Thursday, November 5, 2009: 8:15 AM
Convention Center, Room 410, Fourth Floor
Climate changes in response to natural phenomena across a range of time-scales. Evidence suggests that climate is now also changing as a result of human activities, such as emission of greenhouse gases and land use changes. Climate variability and climate change create risks to all sectors of society and effective preparation for potential effects includes the engagement of agricultural and natural resource managers, public works officials, local managers, businesses, residents and property owners. The challenge is to provide these diverse stakeholders with trusted, useful, science based information so that they in turn can make informed decisions. Agricultural producers want to reduce their carbon footprints and to sequester more carbon in soils and wood products.
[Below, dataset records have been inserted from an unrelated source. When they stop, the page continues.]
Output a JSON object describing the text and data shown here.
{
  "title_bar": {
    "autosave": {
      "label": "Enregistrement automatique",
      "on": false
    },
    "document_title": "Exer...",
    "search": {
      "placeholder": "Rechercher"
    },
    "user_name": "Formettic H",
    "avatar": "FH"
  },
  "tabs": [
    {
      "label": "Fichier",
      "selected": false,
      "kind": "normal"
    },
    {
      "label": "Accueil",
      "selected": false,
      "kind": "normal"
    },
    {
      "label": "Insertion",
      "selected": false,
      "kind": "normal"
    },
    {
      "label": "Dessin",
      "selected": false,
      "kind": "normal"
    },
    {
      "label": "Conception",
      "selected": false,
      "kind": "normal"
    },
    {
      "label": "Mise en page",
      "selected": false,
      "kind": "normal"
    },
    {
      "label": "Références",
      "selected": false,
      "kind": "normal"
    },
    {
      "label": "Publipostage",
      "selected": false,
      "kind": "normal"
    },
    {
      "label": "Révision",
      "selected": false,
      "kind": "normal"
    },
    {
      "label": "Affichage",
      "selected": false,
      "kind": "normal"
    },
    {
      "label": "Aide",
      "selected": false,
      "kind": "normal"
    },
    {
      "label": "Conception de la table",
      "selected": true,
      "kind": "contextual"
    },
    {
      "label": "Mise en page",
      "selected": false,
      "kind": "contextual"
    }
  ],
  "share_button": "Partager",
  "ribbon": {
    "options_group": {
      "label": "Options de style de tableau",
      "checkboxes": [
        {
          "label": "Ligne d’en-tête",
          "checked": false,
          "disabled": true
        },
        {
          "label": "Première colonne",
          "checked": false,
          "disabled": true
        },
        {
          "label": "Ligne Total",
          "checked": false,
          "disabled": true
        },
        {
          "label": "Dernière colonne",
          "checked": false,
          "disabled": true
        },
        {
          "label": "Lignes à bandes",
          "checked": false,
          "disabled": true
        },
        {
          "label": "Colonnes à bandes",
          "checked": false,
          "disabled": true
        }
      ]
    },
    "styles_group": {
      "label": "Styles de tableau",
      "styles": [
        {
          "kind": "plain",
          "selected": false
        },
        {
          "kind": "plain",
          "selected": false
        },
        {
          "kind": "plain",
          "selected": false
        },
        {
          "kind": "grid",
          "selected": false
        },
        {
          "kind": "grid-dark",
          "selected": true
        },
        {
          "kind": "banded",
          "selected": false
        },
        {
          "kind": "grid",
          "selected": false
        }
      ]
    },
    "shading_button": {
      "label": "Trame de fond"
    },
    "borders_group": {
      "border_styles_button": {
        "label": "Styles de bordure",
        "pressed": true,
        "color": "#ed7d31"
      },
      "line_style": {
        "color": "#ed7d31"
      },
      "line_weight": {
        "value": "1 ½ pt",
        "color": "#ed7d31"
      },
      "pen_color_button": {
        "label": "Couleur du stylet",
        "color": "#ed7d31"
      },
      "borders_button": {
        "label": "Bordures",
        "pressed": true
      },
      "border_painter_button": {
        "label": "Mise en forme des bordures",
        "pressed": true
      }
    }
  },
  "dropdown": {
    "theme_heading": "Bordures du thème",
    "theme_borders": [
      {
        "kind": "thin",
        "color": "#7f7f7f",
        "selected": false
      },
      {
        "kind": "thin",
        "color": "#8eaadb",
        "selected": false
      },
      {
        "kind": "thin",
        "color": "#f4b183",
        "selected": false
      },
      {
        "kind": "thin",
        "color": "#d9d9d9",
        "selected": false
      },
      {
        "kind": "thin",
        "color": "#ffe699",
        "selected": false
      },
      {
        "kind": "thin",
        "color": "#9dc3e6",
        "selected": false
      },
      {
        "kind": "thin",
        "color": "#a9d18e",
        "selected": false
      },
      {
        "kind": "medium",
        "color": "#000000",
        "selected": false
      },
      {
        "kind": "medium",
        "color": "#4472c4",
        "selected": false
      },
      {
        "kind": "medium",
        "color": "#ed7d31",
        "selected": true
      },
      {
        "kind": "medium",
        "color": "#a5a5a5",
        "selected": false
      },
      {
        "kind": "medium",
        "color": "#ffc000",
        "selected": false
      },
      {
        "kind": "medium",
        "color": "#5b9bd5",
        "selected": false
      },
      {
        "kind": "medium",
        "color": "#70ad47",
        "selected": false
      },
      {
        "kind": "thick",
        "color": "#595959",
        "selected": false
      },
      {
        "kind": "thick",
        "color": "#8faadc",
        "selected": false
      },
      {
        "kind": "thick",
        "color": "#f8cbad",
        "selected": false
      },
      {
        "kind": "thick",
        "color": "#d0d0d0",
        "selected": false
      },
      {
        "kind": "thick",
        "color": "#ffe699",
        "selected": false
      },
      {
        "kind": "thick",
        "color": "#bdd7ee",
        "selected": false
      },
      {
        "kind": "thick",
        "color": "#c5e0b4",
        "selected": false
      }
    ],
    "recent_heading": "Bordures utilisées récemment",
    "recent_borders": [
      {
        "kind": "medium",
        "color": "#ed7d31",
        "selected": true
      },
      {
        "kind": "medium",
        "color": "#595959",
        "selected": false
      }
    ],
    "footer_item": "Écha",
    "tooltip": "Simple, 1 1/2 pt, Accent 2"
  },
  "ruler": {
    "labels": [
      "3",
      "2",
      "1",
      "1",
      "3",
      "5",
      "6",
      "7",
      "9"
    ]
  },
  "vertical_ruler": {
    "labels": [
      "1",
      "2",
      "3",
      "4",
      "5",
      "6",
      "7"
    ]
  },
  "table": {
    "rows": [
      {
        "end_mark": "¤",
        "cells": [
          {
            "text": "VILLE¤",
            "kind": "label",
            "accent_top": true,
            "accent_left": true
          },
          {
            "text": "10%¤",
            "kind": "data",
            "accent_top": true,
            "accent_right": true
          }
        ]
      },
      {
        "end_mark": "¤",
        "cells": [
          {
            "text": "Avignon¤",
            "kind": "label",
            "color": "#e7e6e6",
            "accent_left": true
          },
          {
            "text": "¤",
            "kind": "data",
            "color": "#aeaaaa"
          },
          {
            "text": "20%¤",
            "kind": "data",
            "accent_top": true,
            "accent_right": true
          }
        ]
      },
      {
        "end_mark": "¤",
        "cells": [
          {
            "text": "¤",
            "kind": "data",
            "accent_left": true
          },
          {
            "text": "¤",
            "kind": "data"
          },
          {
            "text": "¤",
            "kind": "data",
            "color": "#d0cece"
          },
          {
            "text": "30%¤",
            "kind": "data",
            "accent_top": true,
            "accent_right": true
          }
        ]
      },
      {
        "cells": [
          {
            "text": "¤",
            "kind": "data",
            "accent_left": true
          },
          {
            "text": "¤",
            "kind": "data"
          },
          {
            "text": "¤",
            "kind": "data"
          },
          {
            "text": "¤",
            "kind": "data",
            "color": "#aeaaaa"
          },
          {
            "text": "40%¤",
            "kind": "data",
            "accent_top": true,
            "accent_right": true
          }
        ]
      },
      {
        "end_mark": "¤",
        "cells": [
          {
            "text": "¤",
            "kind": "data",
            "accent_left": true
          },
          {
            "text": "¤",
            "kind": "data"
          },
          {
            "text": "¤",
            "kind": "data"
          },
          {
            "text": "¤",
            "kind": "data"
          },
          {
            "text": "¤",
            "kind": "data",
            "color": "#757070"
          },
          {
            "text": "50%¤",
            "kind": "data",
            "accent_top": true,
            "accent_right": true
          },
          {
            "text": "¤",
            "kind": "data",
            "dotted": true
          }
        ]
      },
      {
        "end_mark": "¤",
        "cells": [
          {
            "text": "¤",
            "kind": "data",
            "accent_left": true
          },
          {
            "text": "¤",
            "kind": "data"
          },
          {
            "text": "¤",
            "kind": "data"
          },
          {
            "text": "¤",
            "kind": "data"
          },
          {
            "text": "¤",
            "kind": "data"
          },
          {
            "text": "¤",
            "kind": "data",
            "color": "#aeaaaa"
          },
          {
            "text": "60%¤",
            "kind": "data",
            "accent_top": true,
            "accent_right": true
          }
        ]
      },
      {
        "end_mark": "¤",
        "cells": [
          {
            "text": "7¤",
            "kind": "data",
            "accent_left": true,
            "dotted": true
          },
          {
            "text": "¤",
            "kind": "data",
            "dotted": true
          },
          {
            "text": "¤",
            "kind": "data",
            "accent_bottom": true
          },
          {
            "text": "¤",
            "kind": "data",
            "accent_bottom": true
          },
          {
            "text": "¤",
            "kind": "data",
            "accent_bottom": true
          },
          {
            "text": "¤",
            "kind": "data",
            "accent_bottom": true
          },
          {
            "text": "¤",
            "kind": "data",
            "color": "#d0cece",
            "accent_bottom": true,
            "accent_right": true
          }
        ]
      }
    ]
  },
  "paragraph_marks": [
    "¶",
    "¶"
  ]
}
They are also concerned about adaptation strategies, potential increase in the frequency of extreme events such as drought and hurricanes, and increased pressure of pests and diseases. Identifying vulnerabilities, and local adaptation and mitigation strategies are necessary first steps in helping producers prepare for climate variability and change. However, identifying needs, strategies, and information is not sufficient. The mission of Extension is to ensure implementation of these strategies. Extension is ideally suited to determining local information needs, identifying strategies and barriers to adoption of the strategies. This paper discusses the experience of the Southeast Climate Consortium with a focus on the agricultural industry. Over the past 5 years, the SECC has been developing applications of climate information to help agricultural producers manage risks associated with seasonal climate variability. More recently we started evaluating the needs of stakeholders to mitigate and adapt to longer-term climate change. One of the successful applications is AgroClimate.org, a web-based decision support systems designed to help producers analyze and respond to climate risks affecting a variety of commodities, including crops, fruits, forestry and livestock production in the Southeast U.S.